/https%3A%2F%2Fcdn.pijper.io%2F2025%2F06%2FOXzvrr7WCNlVSO1749034525.png)
'Je mag me keihard voor de bus gooien. Hou je vooral niet in. Het is terecht. Maar ik ga het écht niet doen.' Dat was de reactie van collega Foeke Collet, nadat de redactie per e-mail was uitgenodigd voor Beat the Pro tijdens het KLM Open en ik hem had gevraagd of hij dit keer de honneurs wilde waarnemen. Zelf was ik tenslotte al eens geweest. Maar nee, mijn collega (handicap 11) durfde niet. 'Ik sta ze al maanden zó slecht te raken... Ik pieker er niet over om mezelf daar voor joker te zetten. Het is niet de vraag óf ik de bal shank, maar hoe hard.' Onvermurwbaar was hij. En of hij het een paar dagen later tijdens een wedstrijd op Golfclub Houtrak nou expres deed of zijn afslag op de par-3 14de ongewild zo hard de bosjes in sloeg, zullen we nooit weten. Wel dat hij zich vervolgens omdraaide en zei: 'Daarom dus niet.'
Comfortzone
Brenda Kroeze en Jan van der Meulen snappen de reactie van mijn collega wel. 'De meeste deelnemers vinden het in meer of mindere mate spannend’, zegt Van der Meulen, een van de twee spreekstalmeesters van dienst. Lachend: ‘En ik weet zeker dat er wel eens mensen de tee betreden terwijl ze denken: waarom doe ik dit?’ Samen met Kroeze ontvangt hij de spelers op de tee en kondigt ze aan. Van dichtbij ziet hij de spanning toenemen bij veel spelers. 'Het ís natuurlijk ook spannend. Ze zeggen wel eens dat je moet doen wat je altijd doet op de golfbaan, maar dat is hierbij eigenlijk per definitie onmogelijk. Vanaf het moment dat je door die poort stapt en richting de tee loopt, ben je je erg bewust van wat je gaat doen. En dat is niet iets wat je dagelijks doet. Dus je bent vrijwel zeker buiten je comfortzone.’

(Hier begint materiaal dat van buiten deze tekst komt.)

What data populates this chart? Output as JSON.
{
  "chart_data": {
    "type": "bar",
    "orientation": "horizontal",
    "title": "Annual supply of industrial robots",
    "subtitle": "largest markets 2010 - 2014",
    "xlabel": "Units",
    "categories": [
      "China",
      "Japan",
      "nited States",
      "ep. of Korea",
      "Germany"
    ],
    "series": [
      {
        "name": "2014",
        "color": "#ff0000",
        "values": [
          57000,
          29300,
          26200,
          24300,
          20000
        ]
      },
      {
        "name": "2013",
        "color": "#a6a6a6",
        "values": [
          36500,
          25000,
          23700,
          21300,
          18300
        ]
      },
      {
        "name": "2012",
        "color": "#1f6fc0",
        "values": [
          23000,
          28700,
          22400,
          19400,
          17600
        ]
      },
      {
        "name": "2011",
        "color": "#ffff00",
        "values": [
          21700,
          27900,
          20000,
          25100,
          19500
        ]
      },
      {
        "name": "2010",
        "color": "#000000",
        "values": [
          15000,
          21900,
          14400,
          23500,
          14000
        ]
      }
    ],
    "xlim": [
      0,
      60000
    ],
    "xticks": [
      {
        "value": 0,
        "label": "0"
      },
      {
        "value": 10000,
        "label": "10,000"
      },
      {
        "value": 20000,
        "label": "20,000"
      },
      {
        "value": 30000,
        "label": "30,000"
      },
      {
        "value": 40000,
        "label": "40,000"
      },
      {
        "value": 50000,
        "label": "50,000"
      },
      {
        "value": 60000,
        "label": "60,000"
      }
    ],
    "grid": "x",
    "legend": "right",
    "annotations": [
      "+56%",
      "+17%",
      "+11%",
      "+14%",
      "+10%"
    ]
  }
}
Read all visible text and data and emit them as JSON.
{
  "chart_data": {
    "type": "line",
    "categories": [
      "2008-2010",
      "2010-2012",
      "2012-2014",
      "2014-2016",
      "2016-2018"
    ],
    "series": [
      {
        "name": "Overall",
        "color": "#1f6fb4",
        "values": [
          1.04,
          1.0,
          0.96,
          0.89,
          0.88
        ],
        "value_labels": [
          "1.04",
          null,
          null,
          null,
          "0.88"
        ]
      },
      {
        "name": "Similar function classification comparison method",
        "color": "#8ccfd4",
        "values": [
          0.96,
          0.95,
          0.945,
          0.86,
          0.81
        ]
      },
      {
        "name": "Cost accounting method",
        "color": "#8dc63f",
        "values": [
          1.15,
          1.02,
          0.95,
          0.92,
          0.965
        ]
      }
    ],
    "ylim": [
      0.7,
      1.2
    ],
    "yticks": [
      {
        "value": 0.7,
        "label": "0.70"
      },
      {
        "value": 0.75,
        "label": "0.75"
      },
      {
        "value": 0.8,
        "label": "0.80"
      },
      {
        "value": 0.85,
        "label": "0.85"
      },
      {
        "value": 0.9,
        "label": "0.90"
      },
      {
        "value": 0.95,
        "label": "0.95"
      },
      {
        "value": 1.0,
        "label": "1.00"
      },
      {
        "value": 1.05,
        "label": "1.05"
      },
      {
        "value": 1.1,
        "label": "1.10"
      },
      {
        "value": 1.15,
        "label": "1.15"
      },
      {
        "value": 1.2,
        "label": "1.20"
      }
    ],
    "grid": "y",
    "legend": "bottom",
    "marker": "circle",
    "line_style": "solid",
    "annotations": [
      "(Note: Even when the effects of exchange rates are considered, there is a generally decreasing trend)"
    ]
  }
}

Toch zien hij en Kroeze dat niet iedereen er hetzelfde mee omgaat. Kroeze: 'Wat me het meest opvalt, is dat kinderen er vaak veel lichter in staan. Die vinden het vooral cool dat ze mee mogen doen en zijn niet bezig met wat komen gaat. Natuurlijk willen ze winnen, maar ze gaan er over het algemeen heel open in, terwijl veel volwassenen bang zijn om zichzelf voor schut te zetten.'
De 13-jarige Britt van Leeuwen is daar inderdaad ook totaal niet mee bezig. 'Het is wel spannend, maar niet zo erg. Toen ik vorig jaar voor het eerst mee mocht doen, had ik handicap 36, nu speel ik onder de 10. Of ik de bal wel of niet raak? Natuurlijk raak ik die!', klinkt het vol zelfvertrouwen.
Nachtmerrie
Het doet me terugdenken aan mijn eigen debuut in het in 2016 geïntroduceerde onderdeel van het KLM Open. Omdat ik sceptisch stond tegenover het idee om amateurs in de wedstrijd mee te laten doen, daagde Martijn van der Meulen van TIG Sports me uit het zelf te ervaren. 'Als je het niets vindt, mag je dat schrijven. Maar als je ziet dat het werkt, zou ik het sportief vinden als je dat ook laat weten.' Het werd dat laatste. Omdat ik zag dat het geen invloed had op de wedstrijd. Omdat ik merkte dat de spelers het wel amusant vonden, een amateur die, bevangen door de zenuwen, ineens ervoer wat zij elke dag, elke slag, doormaken. Of, zoals Joost Luiten het zei: 'Hebben wij ook eens wat te lachen.'
Zenuwen waren er zeker toen mijn naam in 2016 omgeroepen werd en ik mijn bal op de tee probeerde te zetten. Probeerde, want nog altijd zie ik mijn van de zenuwen bibberende hand voor me. Ik sloeg geen airshot, maar vond ook de green niet. Mijn bal, geslagen onder toeziend oog van een handvol collega's en 'flightgenoot' Wil Besseling, landde op de fringe en rolde rechts richting de nog goeddeels lege tribune, waarna de referee zijn rode smiley de lucht in stak ten teken dat ik niet gewonnen had.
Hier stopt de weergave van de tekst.